Auch seitens der Krankenhäuser wird der Protest mitgetragen. Denn für die Kliniken, die im Rahmen des ambulanten Operierens die gleiche Vergütung wie die Vertragsärzte erhalten, sind die Operationen sogar noch unwirtschaftlicher. Grund dafür sind höhere Vorhaltekosten mit mehr Personal und größerer technischer Ausstattung. Viele Krankenhäuser nehmen deswegen keine neuen Patienten mehr an oder reduzieren zumindest die OP-Kapazitäten. Wird eine Adenotomie aus individuellen medizinischen Gründen stationär, also mit Übernachtung im Krankenhaus erbracht, erlöst das Krankenhaus nach DRG 1.729,72 Euro. Für eine Tonsillotomie liegt der Wert bei 1.799,29 Euro. Allerdings sind die Kalkulationen aus EBM und DRG nicht eins zu eins zu vergleichen, weil unterschiedliche Leistungsanteile einberechnet werden.

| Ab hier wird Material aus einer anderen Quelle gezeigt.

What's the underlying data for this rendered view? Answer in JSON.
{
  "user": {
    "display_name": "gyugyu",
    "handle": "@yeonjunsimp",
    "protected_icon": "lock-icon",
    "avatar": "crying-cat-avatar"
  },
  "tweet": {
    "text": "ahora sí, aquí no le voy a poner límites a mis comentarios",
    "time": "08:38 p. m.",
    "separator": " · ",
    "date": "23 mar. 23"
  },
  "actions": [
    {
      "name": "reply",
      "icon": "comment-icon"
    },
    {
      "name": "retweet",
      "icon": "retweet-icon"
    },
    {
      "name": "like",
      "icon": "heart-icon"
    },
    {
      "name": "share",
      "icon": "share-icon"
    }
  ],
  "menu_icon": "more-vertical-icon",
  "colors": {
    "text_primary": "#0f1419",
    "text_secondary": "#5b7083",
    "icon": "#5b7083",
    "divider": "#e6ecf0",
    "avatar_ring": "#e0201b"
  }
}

Service: Infoschreiben an die Eltern

Der HNO-Berufsverband stellt ein Informationsschreiben an die betroffenen Eltern zur Verfügung. In dem Schreiben werden in kurzer und verständlicher Form die Hintergründe für den Terminstopp bei Mandel- und Mittelohroperationen erklärt. Der Text kann individuell angepasst werden.